Twilio had disclosed that unknown hackers managed to deceive several of its employees into providing their credentials and offering the criminals a way into their infrastructure through a smishing attack.
“On August 4, 2022, Twilio became aware of unauthorized access to information related to a limited number of Twilio customer accounts through a sophisticated social engineering attack designed to steal employee credentials,” said the company in an announcement.
“This broad based attack against our employee base succeeded in fooling some employees into providing their credentials,” Twilio added. “The attackers then used the stolen credentials to gain access to some of our internal systems, where they were able to access certain customer data.”
The threat actors sent SMS text messages to current and former employees of Twilio, saying that they were from the IT department. Employees were informed that their passwords had expired or that the schedule had changed.

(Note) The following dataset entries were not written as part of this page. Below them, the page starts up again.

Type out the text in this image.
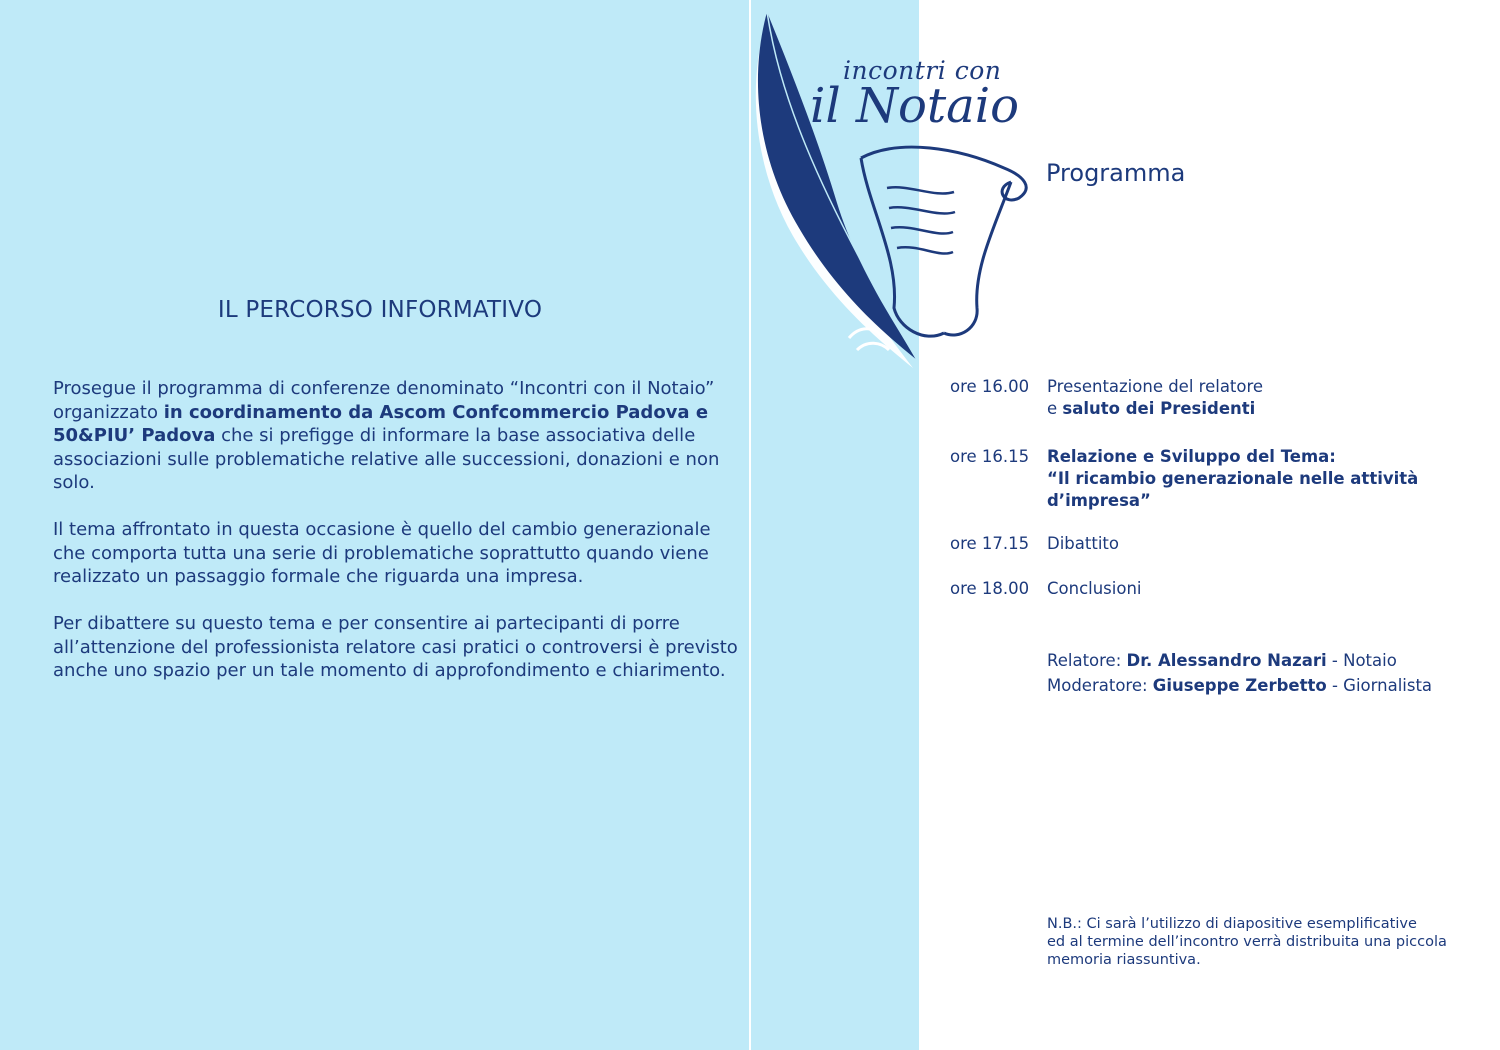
IL PERCORSO INFORMATIVO

Prosegue il programma di conferenze denominato “Incontri con il Notaio” organizzato in coordinamento da Ascom Confcommercio Padova e 50&PIU’ Padova che si prefigge di informare la base associativa delle associazioni sulle problematiche relative alle successioni, donazioni e non solo.

Il tema affrontato in questa occasione è quello del cambio generazionale che comporta tutta una serie di problematiche soprattutto quando viene realizzato un passaggio formale che riguarda una impresa.

Per dibattere su questo tema e per consentire ai partecipanti di porre all’attenzione del professionista relatore casi pratici o controversi è previsto anche uno spazio per un tale momento di approfondimento e chiarimento.

incontri con

il Notaio

Programma
ore 16.00	Presentazione del relatore
e saluto dei Presidenti
ore 16.15	Relazione e Sviluppo del Tema:
“Il ricambio generazionale nelle attività
d’impresa”
ore 17.15	Dibattito
ore 18.00	Conclusioni
Relatore: Dr. Alessandro Nazari - Notaio
Moderatore: Giuseppe Zerbetto - Giornalista
N.B.: Ci sarà l’utilizzo di diapositive esemplificative
ed al termine dell’incontro verrà distribuita una piccola
memoria riassuntiva.
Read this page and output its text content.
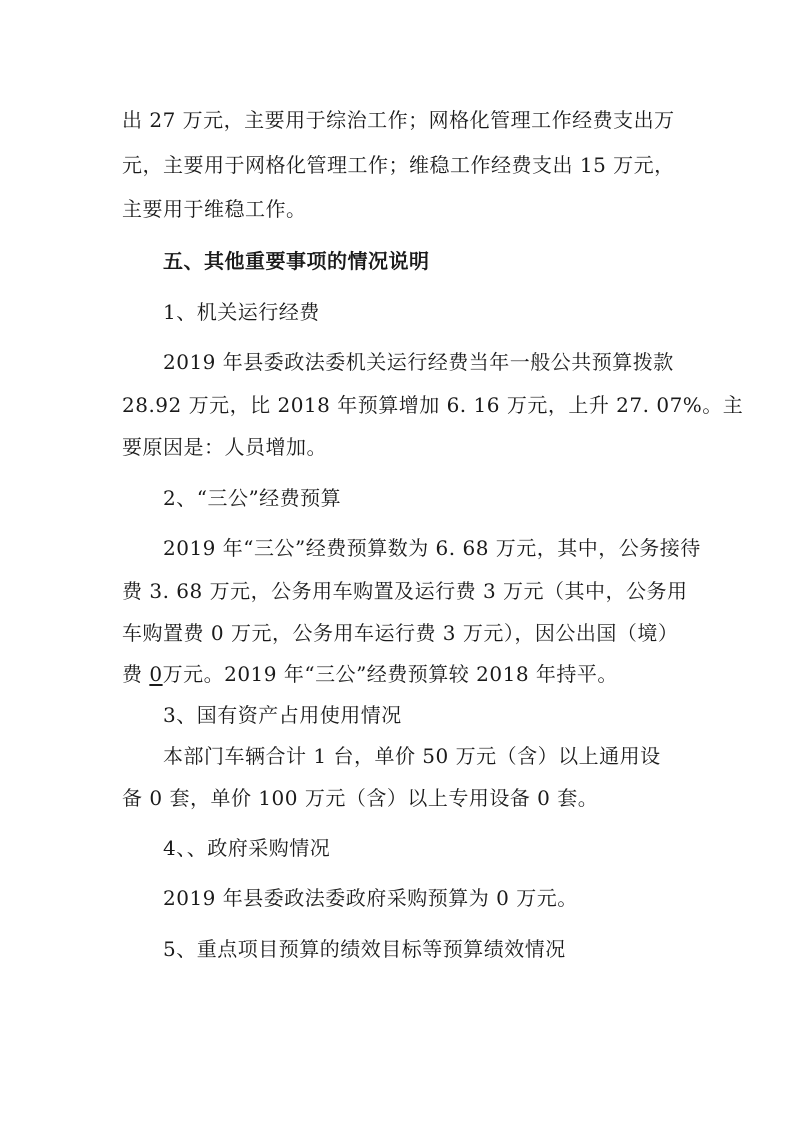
出 27 万元，主要用于综治工作；网格化管理工作经费支出万
元，主要用于网格化管理工作；维稳工作经费支出 15 万元，
主要用于维稳工作。
五、其他重要事项的情况说明
1、机关运行经费
2019 年县委政法委机关运行经费当年一般公共预算拨款
28.92 万元，比 2018 年预算增加 6. 16 万元，上升 27. 07%。主
要原因是：人员增加。
2、“三公”经费预算
2019 年“三公”经费预算数为 6. 68 万元，其中，公务接待
费 3. 68 万元，公务用车购置及运行费 3 万元（其中，公务用
车购置费 0 万元，公务用车运行费 3 万元），因公出国（境）
费 0万元。2019 年“三公”经费预算较 2018 年持平。
3、国有资产占用使用情况
本部门车辆合计 1 台，单价 50 万元（含）以上通用设
备 0 套，单价 100 万元（含）以上专用设备 0 套。
4、、政府采购情况
2019 年县委政法委政府采购预算为 0 万元。
5、重点项目预算的绩效目标等预算绩效情况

“The URLs used words including ‘Twilio,’ ‘Okta,’ and ‘SSO’ to try and trick users to click on a link taking them to a landing page that impersonated Twilio’s sign-in page,” the company said in its announcement.
The victims were then redirected to a fake Twilio sign-in page, where they handed their actual credentials to the hackers. Surprisingly, the attack was quite sophisticated, as the attackers had a method to match employee names from sources with their phone numbers.
After gaining access, the threat actors accessed a limited volume of account data, so the company has notified potential victims. The investigation into the attack is still ongoing, and Twilio said that other companies have suffered similar problems.